Molecularly imprinted nanofiber membranes from cellulose acetate aimed for chiral separation

Abstract Permselectivity and throughput (flux) are important specificity in membrane separation. It is an ultimate dream for membranologists to simultaneously enhance not only permselectivity but also flux, which generally show a trade-off relationship. A breakthrough in membrane separation would be realized by adopting membranes with higher surface area, which leads to higher molecular recognition site concentration, and higher porosity. Such separation membranes would be obtained by applying an electrospray deposition technique. To this end, in the present paper, molecularly imprinted nanofiber membranes were prepared from cellulose acetate (CA) and a print molecule, a derivative of optically pure glutamic acid, such as N-α-benzyloxycarbonyl- d -glutamic acid (Z- d -Glu) or N-α-benzyloxycarbonyl- l -glutamic acid (Z- l -Glu).
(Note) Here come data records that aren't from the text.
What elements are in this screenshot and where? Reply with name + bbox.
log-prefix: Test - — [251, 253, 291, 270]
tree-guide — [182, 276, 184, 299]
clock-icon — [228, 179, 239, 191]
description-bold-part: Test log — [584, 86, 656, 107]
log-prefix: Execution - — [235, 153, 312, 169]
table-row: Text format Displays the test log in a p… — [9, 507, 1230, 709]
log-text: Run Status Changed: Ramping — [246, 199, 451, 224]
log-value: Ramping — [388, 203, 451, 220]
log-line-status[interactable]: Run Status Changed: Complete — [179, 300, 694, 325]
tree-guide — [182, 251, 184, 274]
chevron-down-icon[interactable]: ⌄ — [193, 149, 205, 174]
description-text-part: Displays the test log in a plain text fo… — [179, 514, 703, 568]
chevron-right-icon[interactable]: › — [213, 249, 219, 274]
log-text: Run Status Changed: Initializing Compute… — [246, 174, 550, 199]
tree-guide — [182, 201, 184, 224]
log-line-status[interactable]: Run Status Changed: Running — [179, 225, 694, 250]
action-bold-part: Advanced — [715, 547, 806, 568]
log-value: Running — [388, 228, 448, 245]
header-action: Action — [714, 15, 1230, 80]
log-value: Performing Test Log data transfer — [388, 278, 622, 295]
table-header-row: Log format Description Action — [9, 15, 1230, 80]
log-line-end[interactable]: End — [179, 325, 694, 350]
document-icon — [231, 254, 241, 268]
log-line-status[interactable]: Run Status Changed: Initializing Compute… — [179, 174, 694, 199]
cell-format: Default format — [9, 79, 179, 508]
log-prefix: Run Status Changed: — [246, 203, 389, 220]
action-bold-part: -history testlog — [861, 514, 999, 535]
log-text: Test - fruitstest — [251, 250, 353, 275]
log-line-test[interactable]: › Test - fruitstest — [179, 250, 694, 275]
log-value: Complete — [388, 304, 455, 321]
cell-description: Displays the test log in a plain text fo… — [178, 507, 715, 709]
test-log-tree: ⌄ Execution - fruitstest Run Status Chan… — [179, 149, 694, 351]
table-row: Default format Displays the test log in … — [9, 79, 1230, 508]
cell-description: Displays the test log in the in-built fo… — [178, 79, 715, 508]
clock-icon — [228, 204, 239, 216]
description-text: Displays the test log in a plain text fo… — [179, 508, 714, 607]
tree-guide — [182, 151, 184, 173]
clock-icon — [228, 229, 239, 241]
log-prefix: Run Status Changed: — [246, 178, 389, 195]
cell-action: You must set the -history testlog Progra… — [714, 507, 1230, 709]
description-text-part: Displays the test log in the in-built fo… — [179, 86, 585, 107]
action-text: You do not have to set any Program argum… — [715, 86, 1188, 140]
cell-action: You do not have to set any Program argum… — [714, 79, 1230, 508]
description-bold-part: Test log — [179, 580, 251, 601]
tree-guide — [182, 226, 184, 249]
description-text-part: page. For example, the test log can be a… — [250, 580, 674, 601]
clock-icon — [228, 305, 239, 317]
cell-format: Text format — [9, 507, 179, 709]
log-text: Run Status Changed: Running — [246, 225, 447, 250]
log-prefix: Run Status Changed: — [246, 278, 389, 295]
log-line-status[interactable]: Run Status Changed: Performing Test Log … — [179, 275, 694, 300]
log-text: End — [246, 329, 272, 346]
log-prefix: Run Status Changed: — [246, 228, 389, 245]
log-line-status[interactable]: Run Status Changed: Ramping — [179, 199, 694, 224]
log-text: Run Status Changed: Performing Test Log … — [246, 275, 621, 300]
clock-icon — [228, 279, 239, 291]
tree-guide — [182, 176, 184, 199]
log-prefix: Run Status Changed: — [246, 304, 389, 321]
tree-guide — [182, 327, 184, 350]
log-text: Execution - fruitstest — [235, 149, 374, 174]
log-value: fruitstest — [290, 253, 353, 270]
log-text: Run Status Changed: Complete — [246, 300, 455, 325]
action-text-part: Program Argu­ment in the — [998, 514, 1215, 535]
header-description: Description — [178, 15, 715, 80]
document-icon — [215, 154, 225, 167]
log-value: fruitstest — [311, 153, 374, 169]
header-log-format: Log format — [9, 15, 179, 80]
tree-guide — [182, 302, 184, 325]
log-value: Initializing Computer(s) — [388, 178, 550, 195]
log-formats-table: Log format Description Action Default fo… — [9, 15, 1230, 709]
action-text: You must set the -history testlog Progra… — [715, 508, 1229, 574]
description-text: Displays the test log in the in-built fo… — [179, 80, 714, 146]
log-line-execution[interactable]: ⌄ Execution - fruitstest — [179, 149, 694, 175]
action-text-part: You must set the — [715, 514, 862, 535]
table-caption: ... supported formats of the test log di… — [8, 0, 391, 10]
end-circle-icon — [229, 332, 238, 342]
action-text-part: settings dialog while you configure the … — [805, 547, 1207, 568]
Membrane performance of molecularly imprinted nanofiber membranes and usual molecularly imprinted membranes was compared in terms of adsorption selectivity, affinity constant, permselectivity, and flux. The results obtained in the present study revealed that electrospray deposition would be one of plausible methods to construct separation membranes to simultaneously enhance permselevtivity and flux.